79500-82800 System initialisation
82850-84075 Function deletion code. Looks like a mechanism to throw away bits of the interpreter to free up some memory.
84100-88150 The code which asks the user which functions to throw away.
88200-88500 The 'WRITTEN BY...' message crediting all three authors.

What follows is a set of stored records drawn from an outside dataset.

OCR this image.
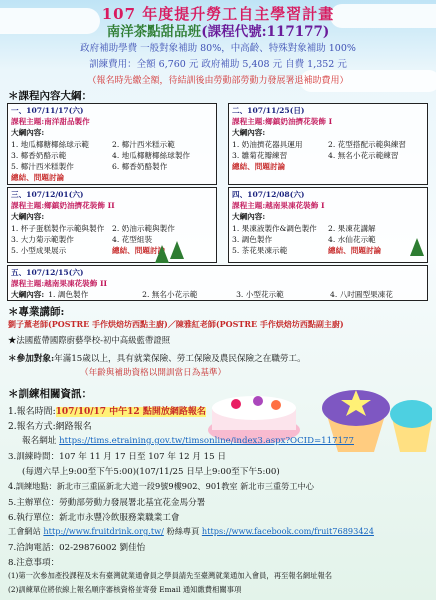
107 年度提升勞工自主學習計畫
南洋茶點甜品班(課程代號:117177)
政府補助學費 一般對象補助 80%，中高齡、特殊對象補助 100%
訓練費用：全額 6,760 元 政府補助 5,408 元 自費 1,352 元
（報名時先繳全額，待結訓後由勞動部勞動力發展署退補助費用）
＊課程內容大綱：
一、107/11/17(六)
課程主題:南洋甜品製作
大綱內容:
1. 地瓜椰糖椰絲球示範	2. 椰汁西米糕示範
3. 椰香奶酪示範	4. 地瓜椰糖椰絲球製作
5. 椰汁西米糕製作	6. 椰香奶酪製作
總結、問題討論
二、107/11/25(日)
課程主題:鄉鎮奶油擠花裝飾 I
大綱內容:
1. 奶油擠花器具運用	2. 花型搭配示範與練習
3. 雛菊花瓣練習	4. 無名小花示範練習
總結、問題討論
三、107/12/01(六)
課程主題:鄉鎮奶油擠花裝飾 II
大綱內容:
1. 杯子蛋糕製作示範與製作	2. 奶油示範與製作
3. 大力菊示範製作	4. 花型組裝
5. 小型成果展示	總結、問題討論
四、107/12/08(六)
課程主題:越南果凍花裝飾 I
大綱內容:
1. 果凍液製作&調色製作	2. 果凍花講解
3. 調色製作	4. 水仙花示範
5. 茶花果凍示範	總結、問題討論
五、107/12/15(六)
課程主題:越南果凍花裝飾 II
大綱內容: 1. 調色製作	2. 無名小花示範	3. 小型花示範	4. 八吋圓型果凍花
＊專業講師:
劉子薰老師(POSTRE 手作烘焙坊西點主廚)／陳雅紅老師(POSTRE 手作烘焙坊西點副主廚)
★法國藍帶國際廚藝學校-初中高級藍帶證照
＊參加對象:年滿15歲以上，具有就業保險、勞工保險及農民保險之在職勞工。
（年齡與補助資格以開訓當日為基準）
＊訓練相關資訊：
1.報名時間:107/10/17 中午12 點開放網路報名
2.報名方式:網路報名
報名網址 https://tims.etraining.gov.tw/timsonline/index3.aspx?OCID=117177
3.訓練時間：107 年 11 月 17 日至 107 年 12 月 15 日
(每週六早上9:00至下午5:00)(107/11/25 日早上9:00至下午5:00)
4.訓練地點：新北市三重區新北大道一段9號9樓902、901教室 新北市三重勞工中心
5.主辦單位：勞動部勞動力發展署北基宜花金馬分署
6.執行單位：新北市永豐冷飲服務業職業工會
工會網站 http://www.fruitdrink.org.tw/ 粉絲專頁 https://www.facebook.com/fruit76893424
7.洽詢電話：02-29876002 劉佳怡
8.注意事項：
(1)第一次參加產投課程及未有臺灣就業通會員之學員請先至臺灣就業通加入會員，再至報名網址報名
(2)訓練單位將依線上報名順序審核資格並寄發 Email 通知繳費相關事項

88550-88850 The text 'STRING SPACE'.
88900-89050 The text 'BYTES FREE'.
89100-89850 The startup prompt text.
89900-90000 The text 'MEMORY SIZE'.
90050-90250 Mapping out stack and memory space.
90300-90450 Tail end of file.

Ian finally notes that he was unable to find BillG's favourite bit of code in this - the decimal-to-string conversion which he (Bill) explained in full in his Software Notes column (link to my site).  The PRINT keyword uses a routine called FOUT, which is a floating-point print routine.  The line-number printing is the only place where it prints an integer, and this uses a routine called LINPRT (file F4.MAC, 40800-41250) but all this does is promote the integer to an fp number, and delegate to FOUT.